I've proved that if $(X, d)$ is a geodesic metric space then there exists a graph which is quasi-isometric to $X$. During this proof I've precisely used the fact that given two point in $X$ there exists a distance minimizing curve inside $X$ joining those two points.
After this I've tried to generalize my proof for arbitrary metric space, which I could not. Now I think it is not true in general. I've an intuitive guess for a counter-example: consider $X=\{x_i \mid i \in \mathbb{N}\}$ and $d(x_i,x_j)= |i^2 - j^2|$. I think for this metric space there dose not exists any graph quasi-isometric with $(X,d)$ but till now I could not able to prove it.
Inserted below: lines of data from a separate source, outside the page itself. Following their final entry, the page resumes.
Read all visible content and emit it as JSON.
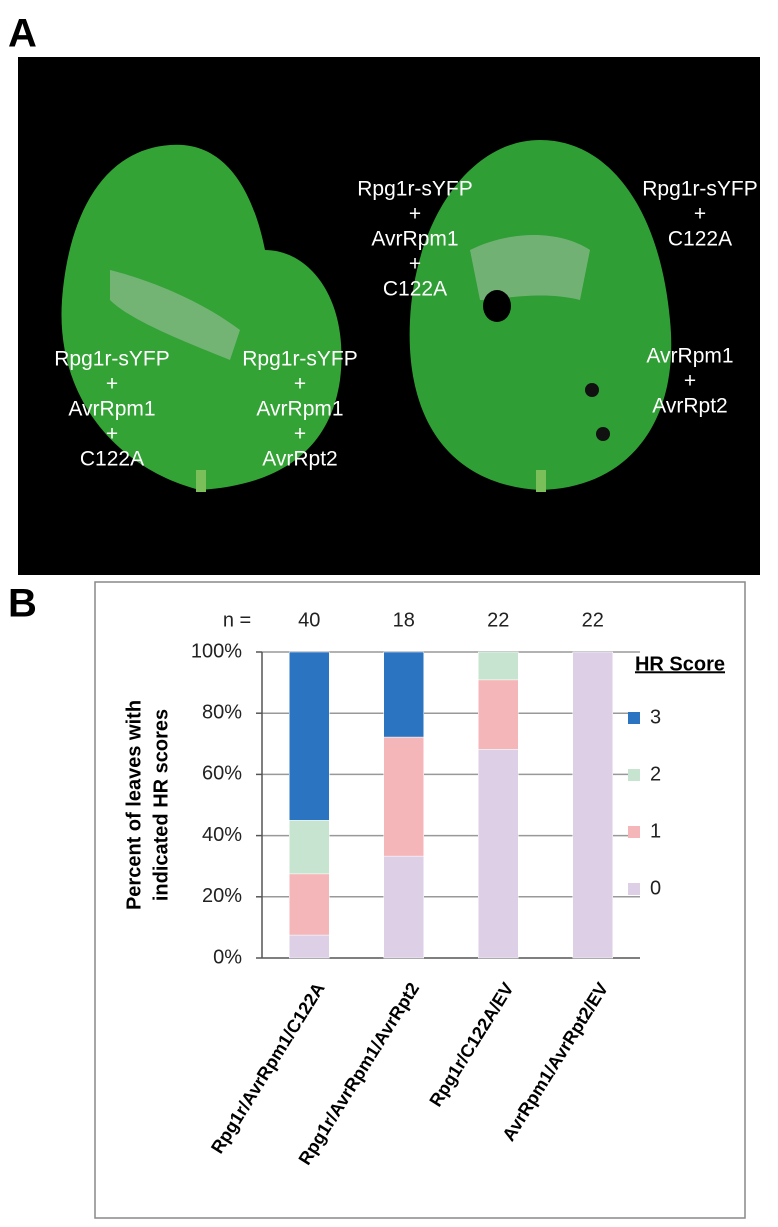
{
  "panel_a": {
    "label": "A",
    "labels": [
      [
        "Rpg1r-sYFP",
        "+",
        "AvrRpm1",
        "+",
        "C122A"
      ],
      [
        "Rpg1r-sYFP",
        "+",
        "AvrRpm1",
        "+",
        "AvrRpt2"
      ],
      [
        "Rpg1r-sYFP",
        "+",
        "AvrRpm1",
        "+",
        "C122A"
      ],
      [
        "Rpg1r-sYFP",
        "+",
        "C122A"
      ],
      [
        "AvrRpm1",
        "+",
        "AvrRpt2"
      ]
    ]
  },
  "panel_b": {
    "label": "B"
  },
  "chart_data": {
    "type": "stacked_bar",
    "y_label": [
      "Percent of leaves with",
      "indicated HR scores"
    ],
    "n_label": "n =",
    "n": [
      40,
      18,
      22,
      22
    ],
    "categories": [
      "Rpg1r/AvrRpm1/C122A",
      "Rpg1r/AvrRpm1/AvrRpt2",
      "Rpg1r/C122A/EV",
      "AvrRpm1/AvrRpt2/EV"
    ],
    "legend_title": "HR Score",
    "series": [
      {
        "name": "0",
        "color": "#dccfe6",
        "values": [
          7.5,
          33.3,
          68.2,
          100
        ]
      },
      {
        "name": "1",
        "color": "#f4b6b8",
        "values": [
          20,
          38.9,
          22.7,
          0
        ]
      },
      {
        "name": "2",
        "color": "#c6e4cf",
        "values": [
          17.5,
          0,
          9.1,
          0
        ]
      },
      {
        "name": "3",
        "color": "#2b74c2",
        "values": [
          55,
          27.8,
          0,
          0
        ]
      }
    ],
    "ylim": [
      0,
      100
    ],
    "yticks": [
      {
        "value": 0,
        "label": "0%"
      },
      {
        "value": 20,
        "label": "20%"
      },
      {
        "value": 40,
        "label": "40%"
      },
      {
        "value": 60,
        "label": "60%"
      },
      {
        "value": 80,
        "label": "80%"
      },
      {
        "value": 100,
        "label": "100%"
      }
    ],
    "grid": true
  }
}
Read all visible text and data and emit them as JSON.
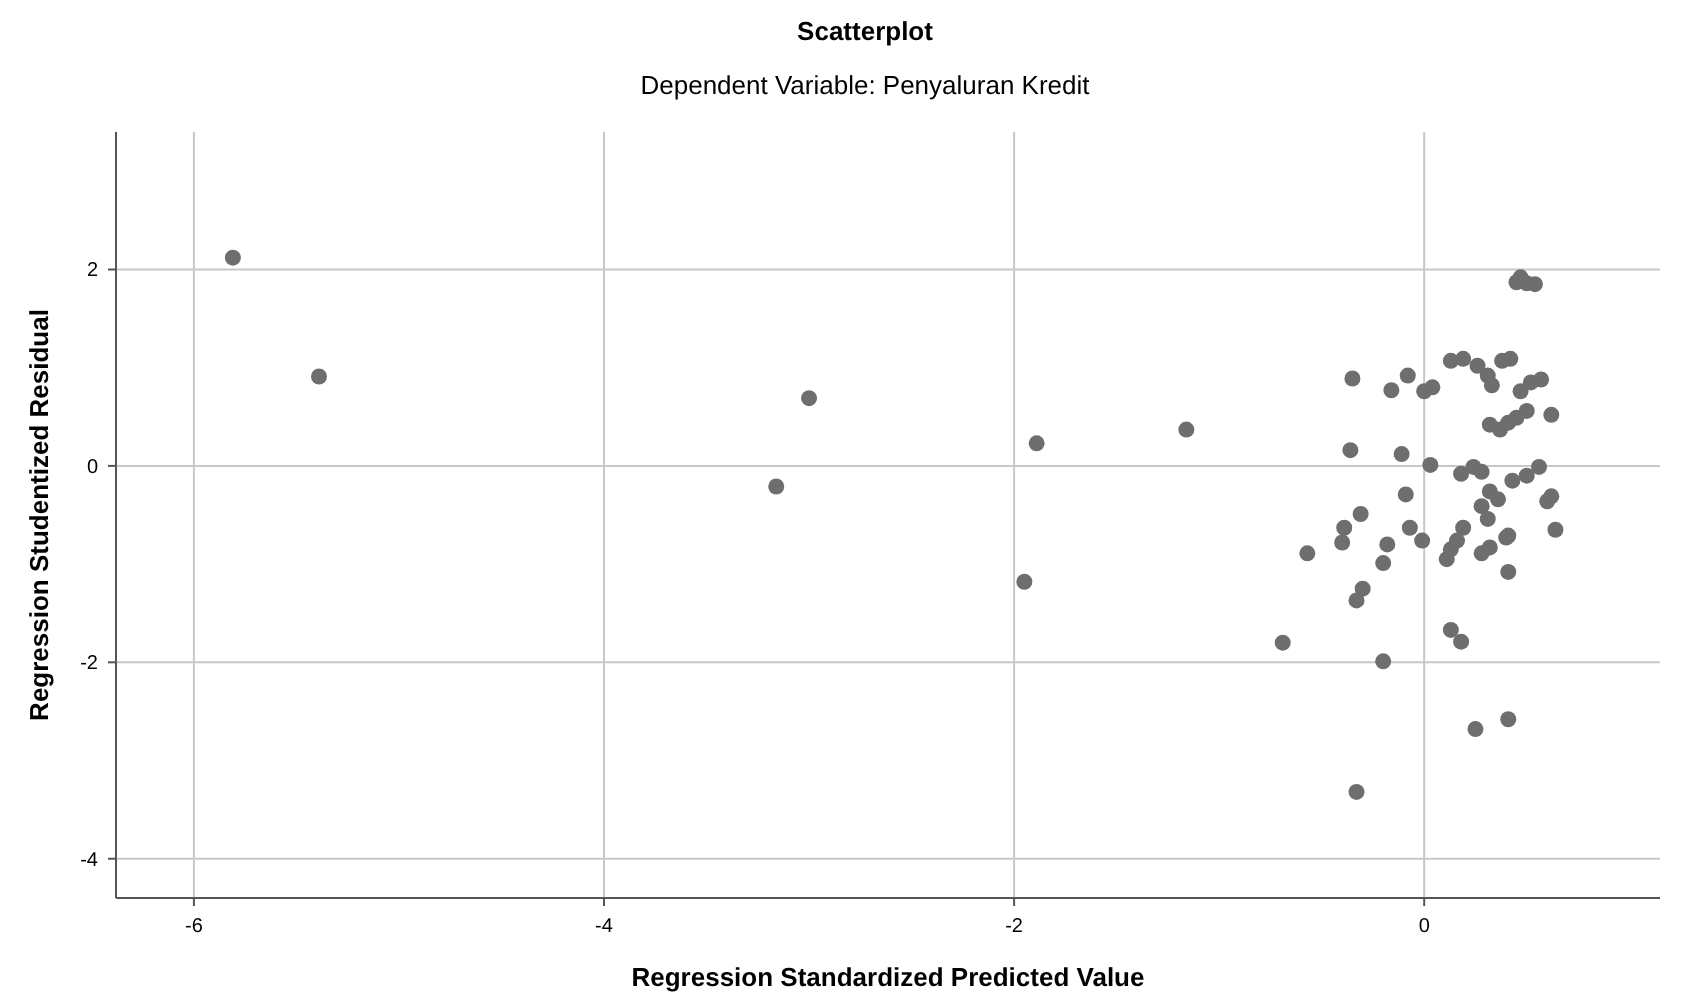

Can anybody provide me some hints or some counter-example for this fact, or may be some proof of the fact that given any metric space there exists a graph quasi-isometric to that space?
The answer is negative. A metric graph $G$ is path-connected: any two points can be joined by a continuous path $\gamma:[0,1]\to G$. A quasi-isometry can destroy path-connectivity, but only to a point. Namely, if $f:G\to X$ is a quasi-isometry then the composition of a continuous curve $\gamma :[0,1]\to G$ with a quasi-isometry $f:G\to X$ is a function $g:[0,1]\to X$ that does not jump by more than $B$; that is, its pointwise oscillation, defined as $$\omega_g(x) = \limsup_{y\to x} |g(y)-g(x)| $$ is at most $B$ for every $x$. One may call such functions $B$-roughly-continuous.
Your example, $\{n^2 : n\in\mathbb{N}\}$, can be used here. Pick $n$ such that $(n+1)^2-n^2 > B$, and argue that there is no $B$-roughly continuous function from $[0,1]$ to $X$ that takes on the values $n^2$ and $(n+1)^2$. Indeed, for such a function both sets $\{t:g(t)\le n^2\}$ and $\{t:g(t)\ge (n+1)^2\}$ would be nonempty, disjoint, and open in $[0,1]$.
(For example: if $g(t)\le n^2$, then $t$ has a neighborhood in which $g<n^2+B+\epsilon$, but this means $g\le n^2$ in this neighborhood if $\epsilon$ is small enough.)